Thursday, October 26, 2017
















I detest the describing myself as “unemployed.” I was filling out some paperwork recently and was asked to select from four options-employed full time, employed part time, on disability, or unemployed. While my illnesses and chronic pain prevent me from working, I am not yet receiving disability. So I selected unemployed, adding the caveat that I am disabled. 

So, why is this such a sore spot for me? 
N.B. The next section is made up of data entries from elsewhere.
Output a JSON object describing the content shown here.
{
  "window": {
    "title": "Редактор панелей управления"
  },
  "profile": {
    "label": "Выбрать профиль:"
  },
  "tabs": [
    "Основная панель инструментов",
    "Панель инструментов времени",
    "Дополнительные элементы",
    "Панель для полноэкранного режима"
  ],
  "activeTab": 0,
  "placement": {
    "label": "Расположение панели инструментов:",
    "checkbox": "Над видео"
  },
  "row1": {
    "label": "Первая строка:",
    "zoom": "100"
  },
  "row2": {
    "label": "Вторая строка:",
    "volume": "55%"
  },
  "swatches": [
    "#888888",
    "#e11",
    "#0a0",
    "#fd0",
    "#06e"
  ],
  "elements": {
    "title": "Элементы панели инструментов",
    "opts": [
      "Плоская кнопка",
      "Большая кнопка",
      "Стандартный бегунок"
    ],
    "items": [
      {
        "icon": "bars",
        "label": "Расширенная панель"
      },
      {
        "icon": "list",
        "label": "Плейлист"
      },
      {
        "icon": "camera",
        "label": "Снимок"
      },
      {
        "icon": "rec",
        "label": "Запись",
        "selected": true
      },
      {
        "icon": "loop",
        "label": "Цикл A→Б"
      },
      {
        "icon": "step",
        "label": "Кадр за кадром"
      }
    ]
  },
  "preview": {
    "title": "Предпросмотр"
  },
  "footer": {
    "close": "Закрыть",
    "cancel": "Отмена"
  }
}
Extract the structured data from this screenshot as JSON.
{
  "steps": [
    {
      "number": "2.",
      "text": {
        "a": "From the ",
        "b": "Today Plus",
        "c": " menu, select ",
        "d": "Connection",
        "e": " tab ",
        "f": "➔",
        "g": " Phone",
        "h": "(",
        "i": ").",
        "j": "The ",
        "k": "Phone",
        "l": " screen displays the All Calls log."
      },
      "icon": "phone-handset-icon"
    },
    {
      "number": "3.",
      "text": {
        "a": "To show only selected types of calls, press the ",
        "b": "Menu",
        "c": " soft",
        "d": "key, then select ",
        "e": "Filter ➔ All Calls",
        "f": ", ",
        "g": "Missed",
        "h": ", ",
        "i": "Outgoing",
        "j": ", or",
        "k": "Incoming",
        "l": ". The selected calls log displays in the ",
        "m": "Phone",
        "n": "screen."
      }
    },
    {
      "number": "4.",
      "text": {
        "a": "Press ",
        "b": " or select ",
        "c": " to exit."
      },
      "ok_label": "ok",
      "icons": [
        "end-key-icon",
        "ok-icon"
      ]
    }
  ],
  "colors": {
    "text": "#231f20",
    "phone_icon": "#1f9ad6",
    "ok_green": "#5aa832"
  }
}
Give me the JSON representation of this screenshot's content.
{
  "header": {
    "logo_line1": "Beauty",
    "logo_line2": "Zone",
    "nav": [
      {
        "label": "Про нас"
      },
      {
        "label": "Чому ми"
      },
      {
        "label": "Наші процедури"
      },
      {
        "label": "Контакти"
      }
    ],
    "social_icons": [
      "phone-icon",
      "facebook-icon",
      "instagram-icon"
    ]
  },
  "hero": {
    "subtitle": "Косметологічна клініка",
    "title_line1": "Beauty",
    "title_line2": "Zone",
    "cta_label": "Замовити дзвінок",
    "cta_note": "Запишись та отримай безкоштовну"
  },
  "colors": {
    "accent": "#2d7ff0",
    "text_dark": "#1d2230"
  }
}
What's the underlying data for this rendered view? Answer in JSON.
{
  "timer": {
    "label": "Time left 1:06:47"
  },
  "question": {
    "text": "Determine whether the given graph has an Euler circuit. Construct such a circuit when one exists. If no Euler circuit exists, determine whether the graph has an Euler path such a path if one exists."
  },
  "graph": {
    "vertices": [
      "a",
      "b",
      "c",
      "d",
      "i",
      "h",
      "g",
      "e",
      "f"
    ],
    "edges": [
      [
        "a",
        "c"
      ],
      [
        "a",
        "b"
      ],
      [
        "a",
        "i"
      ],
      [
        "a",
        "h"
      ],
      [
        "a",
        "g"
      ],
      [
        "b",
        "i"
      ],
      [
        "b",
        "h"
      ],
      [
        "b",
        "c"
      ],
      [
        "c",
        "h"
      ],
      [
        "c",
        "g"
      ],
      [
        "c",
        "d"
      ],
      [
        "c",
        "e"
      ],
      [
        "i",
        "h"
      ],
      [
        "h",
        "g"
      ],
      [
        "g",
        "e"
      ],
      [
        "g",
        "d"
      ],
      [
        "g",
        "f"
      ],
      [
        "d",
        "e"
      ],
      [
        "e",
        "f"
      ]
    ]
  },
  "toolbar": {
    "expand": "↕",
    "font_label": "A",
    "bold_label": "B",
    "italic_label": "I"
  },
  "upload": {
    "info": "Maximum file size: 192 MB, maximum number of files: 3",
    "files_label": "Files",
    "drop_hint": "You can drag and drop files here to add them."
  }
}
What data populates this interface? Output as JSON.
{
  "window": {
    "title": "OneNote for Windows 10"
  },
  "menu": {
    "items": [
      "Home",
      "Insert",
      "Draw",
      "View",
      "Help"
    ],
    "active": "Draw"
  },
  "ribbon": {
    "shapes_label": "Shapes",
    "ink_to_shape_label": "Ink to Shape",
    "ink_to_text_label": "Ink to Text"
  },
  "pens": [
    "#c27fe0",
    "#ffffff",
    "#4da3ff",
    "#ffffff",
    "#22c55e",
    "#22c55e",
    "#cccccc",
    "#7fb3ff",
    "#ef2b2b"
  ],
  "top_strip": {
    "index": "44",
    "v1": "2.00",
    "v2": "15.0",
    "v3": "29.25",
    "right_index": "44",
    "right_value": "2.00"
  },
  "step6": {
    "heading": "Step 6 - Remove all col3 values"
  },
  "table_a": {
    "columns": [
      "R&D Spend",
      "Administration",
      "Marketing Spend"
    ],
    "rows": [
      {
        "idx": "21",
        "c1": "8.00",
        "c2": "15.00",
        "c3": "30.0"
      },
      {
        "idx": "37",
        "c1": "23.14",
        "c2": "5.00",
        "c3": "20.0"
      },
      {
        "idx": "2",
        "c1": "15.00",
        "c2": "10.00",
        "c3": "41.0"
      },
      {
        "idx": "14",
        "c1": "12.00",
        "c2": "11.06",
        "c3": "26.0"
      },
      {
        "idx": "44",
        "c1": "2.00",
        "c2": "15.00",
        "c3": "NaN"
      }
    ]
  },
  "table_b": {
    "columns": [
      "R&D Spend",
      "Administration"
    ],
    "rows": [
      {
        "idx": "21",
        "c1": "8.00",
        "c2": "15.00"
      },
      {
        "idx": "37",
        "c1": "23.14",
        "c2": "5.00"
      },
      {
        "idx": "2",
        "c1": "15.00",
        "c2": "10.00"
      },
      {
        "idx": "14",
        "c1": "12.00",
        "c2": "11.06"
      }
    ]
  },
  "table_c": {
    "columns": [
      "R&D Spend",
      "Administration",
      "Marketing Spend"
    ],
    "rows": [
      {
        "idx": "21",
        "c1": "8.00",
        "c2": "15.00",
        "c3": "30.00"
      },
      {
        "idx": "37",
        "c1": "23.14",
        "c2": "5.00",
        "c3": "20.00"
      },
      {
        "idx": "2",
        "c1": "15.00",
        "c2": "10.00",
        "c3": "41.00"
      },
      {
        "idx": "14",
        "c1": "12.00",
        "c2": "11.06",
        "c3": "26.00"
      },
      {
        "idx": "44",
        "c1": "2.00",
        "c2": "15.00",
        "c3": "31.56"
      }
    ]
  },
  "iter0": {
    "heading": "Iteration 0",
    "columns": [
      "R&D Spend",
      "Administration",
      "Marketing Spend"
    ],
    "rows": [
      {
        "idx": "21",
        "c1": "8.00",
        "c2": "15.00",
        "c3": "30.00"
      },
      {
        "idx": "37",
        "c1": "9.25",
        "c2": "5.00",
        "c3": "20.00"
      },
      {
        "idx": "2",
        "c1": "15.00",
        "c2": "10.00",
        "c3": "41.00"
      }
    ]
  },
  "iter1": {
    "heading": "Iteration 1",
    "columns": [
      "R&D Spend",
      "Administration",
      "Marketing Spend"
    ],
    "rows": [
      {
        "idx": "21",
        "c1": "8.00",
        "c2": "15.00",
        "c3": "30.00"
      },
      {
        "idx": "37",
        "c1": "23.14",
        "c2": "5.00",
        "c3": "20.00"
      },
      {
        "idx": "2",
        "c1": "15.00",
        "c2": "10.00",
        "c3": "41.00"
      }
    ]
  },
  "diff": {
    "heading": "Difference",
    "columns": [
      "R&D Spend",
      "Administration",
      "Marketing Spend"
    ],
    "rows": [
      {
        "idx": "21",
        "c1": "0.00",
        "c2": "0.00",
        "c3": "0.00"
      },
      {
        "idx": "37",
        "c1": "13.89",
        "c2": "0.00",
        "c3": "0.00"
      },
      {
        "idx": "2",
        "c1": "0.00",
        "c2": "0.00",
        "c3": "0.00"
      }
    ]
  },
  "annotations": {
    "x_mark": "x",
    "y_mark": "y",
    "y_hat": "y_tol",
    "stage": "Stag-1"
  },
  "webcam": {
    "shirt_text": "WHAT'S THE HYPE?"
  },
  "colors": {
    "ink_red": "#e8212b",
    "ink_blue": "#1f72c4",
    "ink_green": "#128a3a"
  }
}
Because being sick is a full time job. My job every day is to listen to my body, to take care of it, and to do all I can to mitigate my symptoms. My job is also to keep track of numerous appointments, filing deadlines, and new referrals. I spend hours upon hours a week researching treatments, reading about others’ experiences with my conditions, and documenting my symptoms so the doctors can have an accurate picture of my health. 

There is no PTO, there is no vacation. This is an all-day, every day thing. It’s literally life or death. (Okay, that may be a bit dramatic!) 

In the last year, my illnesses have forced me to become a secretary, an insurance expert, a lawyer, a historian, a geneticist, a researcher, and most importantly, an advocate. If I don’t advocate for myself, no one else will. I have fought long and hard to get to this point. 


I am not unemployed. I am an advocate for my health. I am fighting for my life. And being sick is my full time job. 

Monday, October 23, 2017


Recently, I was involved in a debate online about pain medication and the opioid epidemic. The OP wanted opinions on how we can still adequately manage chronic pain patients amidst this devastating epidemic. I chimed in and was met with so many supportive responses and a resounding “me too” from so many who have had similar experiences to my own. It was encouraging to see so so many who not only have shared my experiences, but to hear some feasible suggestions from so many. But of course, there is one who has to be ugly. 

It started as a genuine attempt to try to illustrate the same experience from the other side of the curtain and, like most things on the internet, rapidly devolved from there. As with any discussion about pain (and invisible illness in general), comments attributing most pain to excess weight and lack of physical activity were made. As an invisible illness warrior and chronic pain sufferer, I felt the need to reply to this to illustrate my own experiences with chronic pain following a car accident in my early 20s. I stated that I weighed about 110lbs and my back pain had nothing to do with my weight, rather with the fact that my vehicle was at a dead stop and hit by an SUV traveling at about 45MPH when it struck me. I also mentioned that I was an athlete my entire life, up until recently. Given the context of the comments, I wanted to illustrate a different story than the one that is evidently so common and the reason so many providers are almost indifferent to chronic pain and the very real people who have it. I was saddened to read the response…basically, I’m some weird exception and this isn’t the case with the overwhelming majority. But more concerning to me was when chronic pain patients were told to keep their victim mentalities since they didn’t want to try to see things from the other side.

This one was unacceptable, to tell me I’m being defensive when I stand up for myself and other chronic pain warriors is one thing. You’re damn skippy I’m defensive. I have lost so much to chronic pain and chronic illness that I will never, ever have the career or life I set out to have. I have had to alter my dreams and plans to fit my chronic pain and my EDS. (That’s a story for another time) But this attitude is exactly what is wrong with healthcare today. This attitude is why so many of us “spoonies” often succumb to depression and develop anxiety. I am taking a stand…I will yell it from the mountaintops, I will tell whoever will listen to little old me…I AM NOT A VICTIM! 

I am not a victim. I AM A SURVIVOR. I AM A WARRIOR. I AM A FIGHTER. And I will continue to fight for myself and others who are doing the best they can to live with this thing called chronic pain. 

I may have EDS, but I AM NOT A VICTIM. And no one, especially someone who is supposed to “do no harm” should EVER use these words to describe someone with chronic pain. Just because you can’t see my disability, IT DOES NOT MEAN IT’S NOT THERE!!!